VIDA DE PEÃO- ALMOÇO DE ESTAGIÁRIOS

Fui um dos últimos a chegar à cidade. Já tinha mais de vinte estagiários naquela leva que todo início de ano as empresas contratam para dar uma sugada em forma de aprendizado. É o mal necessário que faz bem no fim das contas. Então procurei um lugar para me alojar. Não conhecia ninguém, desembarquei na rodoviária com um bilhetinho da psicóloga da empresa que havia entrevistado os outros e me deu a indicação de uma república onde alguns deles estariam morando. Me receberam lá provisoriamente pois só havia vago o quarto designado para empregados no minúsculo apartamento que já estava abrigando cinco àquela altura. Pelo menos na primeira semana tive que dormir em diagonal. O quarto era tão pequeno que se eu fechasse a porta teria que dormir como um feto. Deixava as pernas sobrando para fora. Foi minha primeira implicância que tive na vida com a discriminação das construtoras. Imagino que eles calculam que se for trabalhar no local uma pessoa dos serviços domésticos, um teste eliminatório já começaria pelo tamanho. Se fosse alguém a partir de 1,70m não caberia.
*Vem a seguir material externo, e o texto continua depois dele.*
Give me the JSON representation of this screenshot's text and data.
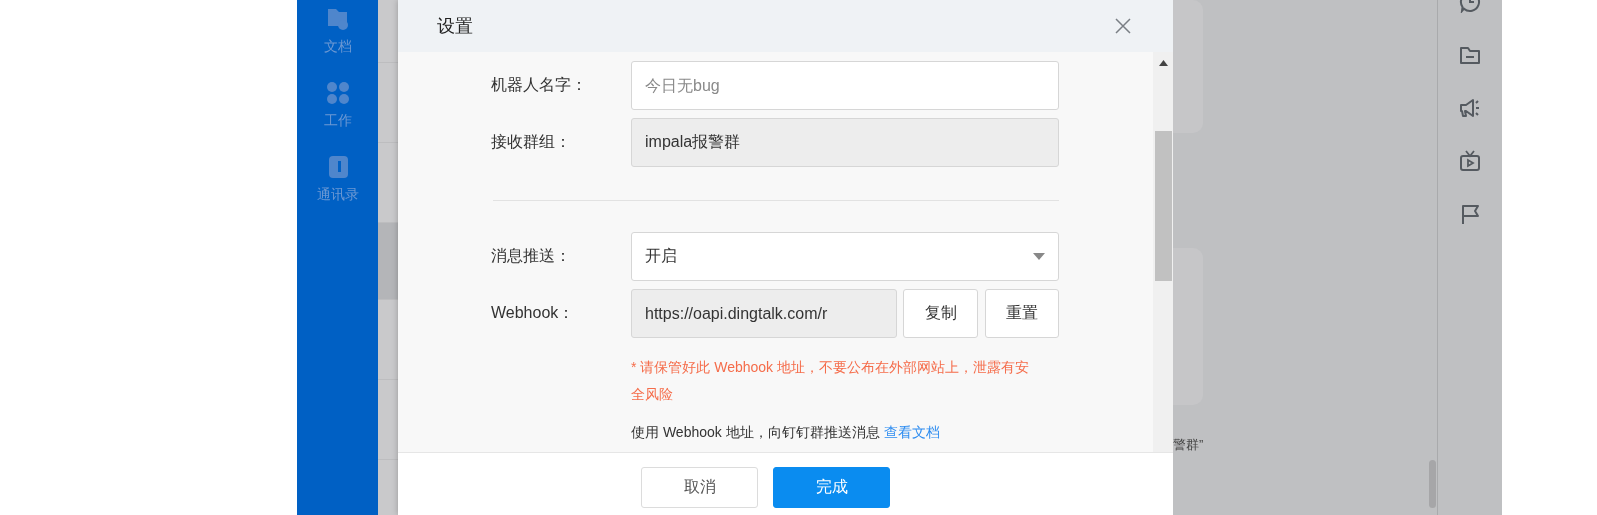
{
  "sidebar": {
    "items": [
      {
        "label": "文档",
        "kind": "docs"
      },
      {
        "label": "工作",
        "kind": "work"
      },
      {
        "label": "通讯录",
        "kind": "contacts"
      }
    ]
  },
  "background": {
    "text_fragment": "警群”"
  },
  "dialog": {
    "title": "设置",
    "fields": [
      {
        "kind": "input",
        "label": "机器人名字：",
        "placeholder": "今日无bug",
        "disabled": false
      },
      {
        "kind": "text",
        "label": "接收群组：",
        "value": "impala报警群",
        "disabled": true
      },
      {
        "kind": "divider"
      },
      {
        "kind": "select",
        "label": "消息推送：",
        "value": "开启",
        "disabled": false
      },
      {
        "kind": "webhook",
        "label": "Webhook：",
        "value": "https://oapi.dingtalk.com/r",
        "disabled": true,
        "buttons": [
          "复制",
          "重置"
        ]
      }
    ],
    "warning": "* 请保管好此 Webhook 地址，不要公布在外部网站上，泄露有安全风险",
    "usage": {
      "text": "使用 Webhook 地址，向钉钉群推送消息",
      "link": "查看文档"
    },
    "buttons": [
      {
        "label": "取消",
        "kind": "default"
      },
      {
        "label": "完成",
        "kind": "primary"
      }
    ]
  }
}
Uma mina de fosfato, uma usina de beneficiamento e as instalações de auxílio à produção, típicos de uma mineradora de médio porte. O refeitório ficava próximo da oficina, do escritório e laboratório, porém muito distante da mina propriamente (onde se extraía a matéria prima). Então, os que lá trabalhavam recebiam suas marmitas no local. Depois de feitas as amizades, levávamos para casa as que sempre sobravam . Alguém que levava a sua comida de casa ou quantidade a mais que o restaurante enviava. De forma que quase todos os dias nós tínhamos o jantar garantido. A essa altura eu mais um colega já tínhamos conseguido um barracão pequeno para alugar próximo do centro da cidade. Ali, esquentávamos a comida à noite e depois de umas cachaças na vizinha dona do boteco para aliviar as saudades de casa, jantávamos.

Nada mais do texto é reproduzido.